Timothée Guillimin
- Born: 19 February 1996 (age 29) Pape'ete, French Polynesia
- Height: 5 ft 10 in (1.78 m)
- Weight: 195 lb (88 kg)
- School: College Capouchiné Lycée Jean Moulin

Rugby union career
- Position(s): Fly half, Centre
- Current team: New England Free Jacks

Youth career
- 2012-2014: Montpellier Herault

Amateur team(s)
- Years: Team / Apps / (Points)
- 2014-2016: Austin Huns

Senior career
- Years: Team / Apps / (Points)
- 2014-2016: SU Agen
- 2018-2019: Austin Elite / 14 / (113)
- 2019-: New England Free Jacks

International career
- Years: Team / Apps / (Points)
- 2014: France u18

= Timothée Guillimin =

French rugby player (born 1996)

Timothée Guillimin (born 19 February 1996) is a French professional rugby union player. He plays as a fly half for the New England Free Jacks in Major League Rugby (MLR).
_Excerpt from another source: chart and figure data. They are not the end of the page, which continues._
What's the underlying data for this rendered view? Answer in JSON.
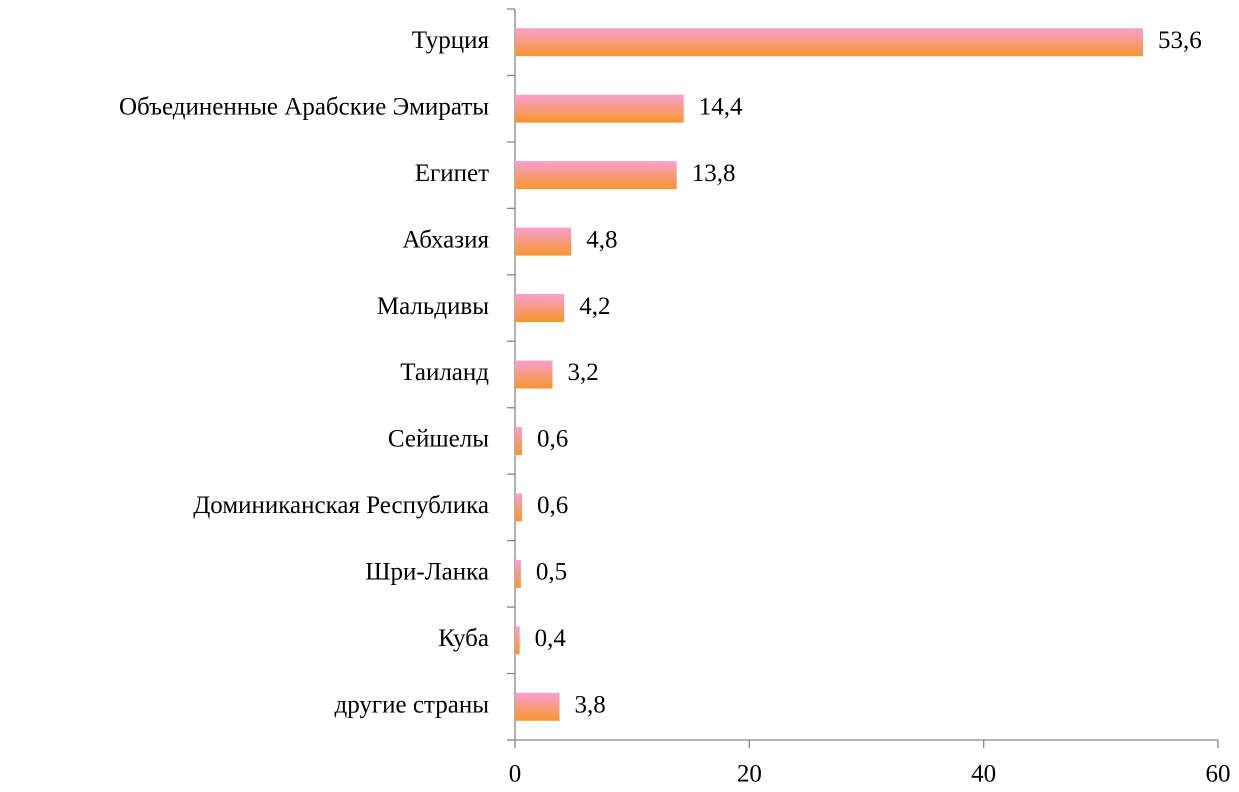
{
  "chart_data": {
    "type": "barh",
    "categories": [
      "Турция",
      "Объединенные Арабские Эмираты",
      "Египет",
      "Абхазия",
      "Мальдивы",
      "Таиланд",
      "Сейшелы",
      "Доминиканская Республика",
      "Шри-Ланка",
      "Куба",
      "другие страны"
    ],
    "values": [
      53.6,
      14.4,
      13.8,
      4.8,
      4.2,
      3.2,
      0.6,
      0.6,
      0.5,
      0.4,
      3.8
    ],
    "value_labels": [
      "53,6",
      "14,4",
      "13,8",
      "4,8",
      "4,2",
      "3,2",
      "0,6",
      "0,6",
      "0,5",
      "0,4",
      "3,8"
    ],
    "colors": [
      "#f99fd0",
      "#f7962c"
    ],
    "xlim": [
      0,
      60
    ],
    "xticks": [
      0,
      20,
      40,
      60
    ]
  }
}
Guillimin was educated College Capouchiné and Lycée Jean Moulin before attending UFR STAPS Montpellier and DUT GACO Agen.

He previously played for the Austin Elite (MLR) and SU Agen professionally.

In March 2021, he signed with New Orleans Gold. In January 2022, he became a business developer for RC Nîmes.